Almost sounds like a joke: How do you solve the problem of drunken behavoir at closing time? Maybe eliminating closing time will help.
Actually, it might. Has it ever made sense that cities dump their heaviest drinkers out on the street at the same hour? (Recognizing, of course, that plenty of bars simply choose to close earlier for their own business reasons.) Maybe allowing them to stay open until things wind down, which may be later than 1 or 2 a.m., would make more sense.
Seattle Mayor Mike McGinn seems to be up for exploring the idea. He launched it today, not as a hard proposal but as the opening of a discussion.
It’s just one piece of what his group at city hall is calling the Seattle Nightlife Initiative. Altogether: “1. Code compliance enforcement. 2. Flexible liquor service hours. 3. Noise ordinance enforcement. 4. Security training requirements. 5. Precinct community outreach. 6. Professional development. 7. Late-night transportation alternatives. 8. Targeting public nuisances.”
Which taken together has a sensible ring to it, at least as a core set of efforts.
A report on the “flexible hours” (nice euphemism) idea offers some specific support through extended studies of places where the idea has been tried.
Vingilis et. al. (2008) argue that in two Canadian cities, Ontario-London and Windsor, there was a significant overall reduction in impaired driving and no change in the rate of assault charges during the 11pm-4am window before and after the extended drinking hours.
Hough and Hunter (2008) find that in England and Wales the shift in policy had little effect on alcohol consumption and alcohol-related problem behaviors. They claim that the new law did not increase crime and note that these findings are different than in research findings in Australia, New Zealand, Scotland, Ireland and Iceland. They note that it is difficult to compare previous research findings due to the variability in evaluation methods. …

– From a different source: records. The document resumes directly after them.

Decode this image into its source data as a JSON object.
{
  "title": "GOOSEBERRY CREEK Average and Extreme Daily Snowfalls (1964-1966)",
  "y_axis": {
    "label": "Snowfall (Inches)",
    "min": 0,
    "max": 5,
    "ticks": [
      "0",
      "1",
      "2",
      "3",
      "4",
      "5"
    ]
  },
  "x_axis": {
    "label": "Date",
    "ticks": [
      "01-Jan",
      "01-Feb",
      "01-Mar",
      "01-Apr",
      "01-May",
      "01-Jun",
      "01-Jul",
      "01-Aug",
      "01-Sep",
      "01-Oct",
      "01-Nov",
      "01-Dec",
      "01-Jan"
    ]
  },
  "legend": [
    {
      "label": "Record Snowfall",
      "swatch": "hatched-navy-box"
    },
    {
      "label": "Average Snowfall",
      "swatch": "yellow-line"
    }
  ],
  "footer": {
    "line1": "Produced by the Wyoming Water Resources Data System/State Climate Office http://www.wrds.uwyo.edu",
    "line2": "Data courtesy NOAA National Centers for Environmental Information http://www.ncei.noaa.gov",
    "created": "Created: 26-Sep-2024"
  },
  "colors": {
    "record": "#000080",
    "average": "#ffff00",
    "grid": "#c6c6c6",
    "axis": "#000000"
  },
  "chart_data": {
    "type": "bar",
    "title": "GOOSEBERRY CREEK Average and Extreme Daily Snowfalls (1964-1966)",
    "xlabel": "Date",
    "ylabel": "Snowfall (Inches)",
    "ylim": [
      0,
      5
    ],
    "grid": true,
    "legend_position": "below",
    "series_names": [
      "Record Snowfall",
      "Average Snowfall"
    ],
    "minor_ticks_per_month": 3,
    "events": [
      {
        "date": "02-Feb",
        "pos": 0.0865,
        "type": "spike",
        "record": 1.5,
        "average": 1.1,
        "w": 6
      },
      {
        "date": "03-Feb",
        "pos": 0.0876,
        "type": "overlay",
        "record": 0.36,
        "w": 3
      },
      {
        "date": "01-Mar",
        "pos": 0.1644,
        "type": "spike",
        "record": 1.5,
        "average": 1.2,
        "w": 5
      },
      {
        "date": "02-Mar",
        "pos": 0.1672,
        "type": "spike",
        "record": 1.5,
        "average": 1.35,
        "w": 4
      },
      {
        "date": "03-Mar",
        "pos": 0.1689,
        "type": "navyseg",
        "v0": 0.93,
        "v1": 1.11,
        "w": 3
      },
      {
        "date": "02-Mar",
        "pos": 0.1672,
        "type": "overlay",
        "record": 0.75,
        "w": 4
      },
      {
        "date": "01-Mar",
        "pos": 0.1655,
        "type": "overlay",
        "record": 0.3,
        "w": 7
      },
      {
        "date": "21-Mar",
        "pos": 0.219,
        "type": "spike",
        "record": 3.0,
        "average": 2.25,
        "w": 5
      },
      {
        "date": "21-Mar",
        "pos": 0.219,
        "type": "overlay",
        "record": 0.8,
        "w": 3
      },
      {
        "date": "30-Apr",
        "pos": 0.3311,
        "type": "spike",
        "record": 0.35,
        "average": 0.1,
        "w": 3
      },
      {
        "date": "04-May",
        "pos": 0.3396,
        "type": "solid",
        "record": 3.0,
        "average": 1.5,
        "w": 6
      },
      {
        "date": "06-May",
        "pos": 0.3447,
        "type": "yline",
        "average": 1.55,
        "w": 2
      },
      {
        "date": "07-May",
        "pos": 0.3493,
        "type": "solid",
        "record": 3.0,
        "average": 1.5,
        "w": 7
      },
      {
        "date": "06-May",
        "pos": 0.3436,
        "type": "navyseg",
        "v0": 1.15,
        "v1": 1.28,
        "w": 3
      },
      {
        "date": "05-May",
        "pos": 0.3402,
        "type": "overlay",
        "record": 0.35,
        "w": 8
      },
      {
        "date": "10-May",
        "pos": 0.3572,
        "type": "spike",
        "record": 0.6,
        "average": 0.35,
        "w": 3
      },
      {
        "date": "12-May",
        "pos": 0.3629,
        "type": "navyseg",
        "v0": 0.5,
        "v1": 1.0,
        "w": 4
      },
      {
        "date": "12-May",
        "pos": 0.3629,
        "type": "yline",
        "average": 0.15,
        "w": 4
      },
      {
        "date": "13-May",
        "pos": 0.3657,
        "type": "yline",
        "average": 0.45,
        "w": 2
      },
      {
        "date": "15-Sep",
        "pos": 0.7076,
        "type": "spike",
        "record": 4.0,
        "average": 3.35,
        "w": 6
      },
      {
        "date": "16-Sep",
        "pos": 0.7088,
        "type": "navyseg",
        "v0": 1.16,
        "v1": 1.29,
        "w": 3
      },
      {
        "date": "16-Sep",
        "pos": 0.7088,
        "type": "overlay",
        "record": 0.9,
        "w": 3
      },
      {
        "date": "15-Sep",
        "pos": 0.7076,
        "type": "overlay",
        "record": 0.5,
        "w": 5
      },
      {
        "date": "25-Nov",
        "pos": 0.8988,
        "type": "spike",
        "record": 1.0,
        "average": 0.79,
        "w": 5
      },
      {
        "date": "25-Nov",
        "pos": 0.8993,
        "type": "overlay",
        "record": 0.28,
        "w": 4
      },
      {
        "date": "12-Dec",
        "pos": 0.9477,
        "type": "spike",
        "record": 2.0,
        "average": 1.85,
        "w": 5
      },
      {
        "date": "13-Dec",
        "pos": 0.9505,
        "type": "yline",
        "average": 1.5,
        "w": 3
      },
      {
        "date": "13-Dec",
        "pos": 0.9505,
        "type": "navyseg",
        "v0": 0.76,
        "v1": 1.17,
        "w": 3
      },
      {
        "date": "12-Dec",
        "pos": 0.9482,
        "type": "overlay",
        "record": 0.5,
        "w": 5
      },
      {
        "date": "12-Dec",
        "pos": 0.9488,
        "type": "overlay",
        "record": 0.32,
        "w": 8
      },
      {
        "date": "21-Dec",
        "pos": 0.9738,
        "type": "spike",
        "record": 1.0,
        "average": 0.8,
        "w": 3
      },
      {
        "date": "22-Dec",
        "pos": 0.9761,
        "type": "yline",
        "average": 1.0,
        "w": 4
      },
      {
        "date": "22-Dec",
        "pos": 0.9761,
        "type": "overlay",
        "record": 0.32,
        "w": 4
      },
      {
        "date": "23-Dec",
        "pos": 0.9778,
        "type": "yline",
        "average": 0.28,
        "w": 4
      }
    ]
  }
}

Plant and Plant (2005) argue that the Licensing Act of 2003 in the United Kingdom was not motivated by proof that extended hours would mitigate the harmful behaviors of over intoxication, but rather it was supported by the assumption that harmful drinking behaviors are primarily motivated by “drinking against the clock,” that is, drinking to excess shortly before closing time (363). The study authors argue that increased availability of alcohol through extended hours can lead to increased consumption. They cite previous research in Australia, Canada, West Australia, and Ireland that asserts extending hours leads to an increase in casualty traffic accidents and binge drinking; however, the study authors point out that in the cases of Canada, where only a modest increase in closing hours was implemented, the extension had no significant impact on blood-alcohol-positive road fatalities. The authors point out that each country has a particular drinking culture. …
Bouffard et. al. (2007) found that Minnesota’s extension of the closing time for eating and social establishments that serve alcohol did lead to an increase in police stops for DUIs; however, they suggest that the increase is caused by the increased police response concurrent with the study and not increased consumption.
The conclusion: “Seattle is a model city to pilot a flexible hour system. Unlike many of the cities referenced in the research review, the introduction of extended hours for alcoholic beverage service in Seattle is part of a comprehensive, citywide nightlife management initiative that
addresses many of the concerns and potential impacts from the change.”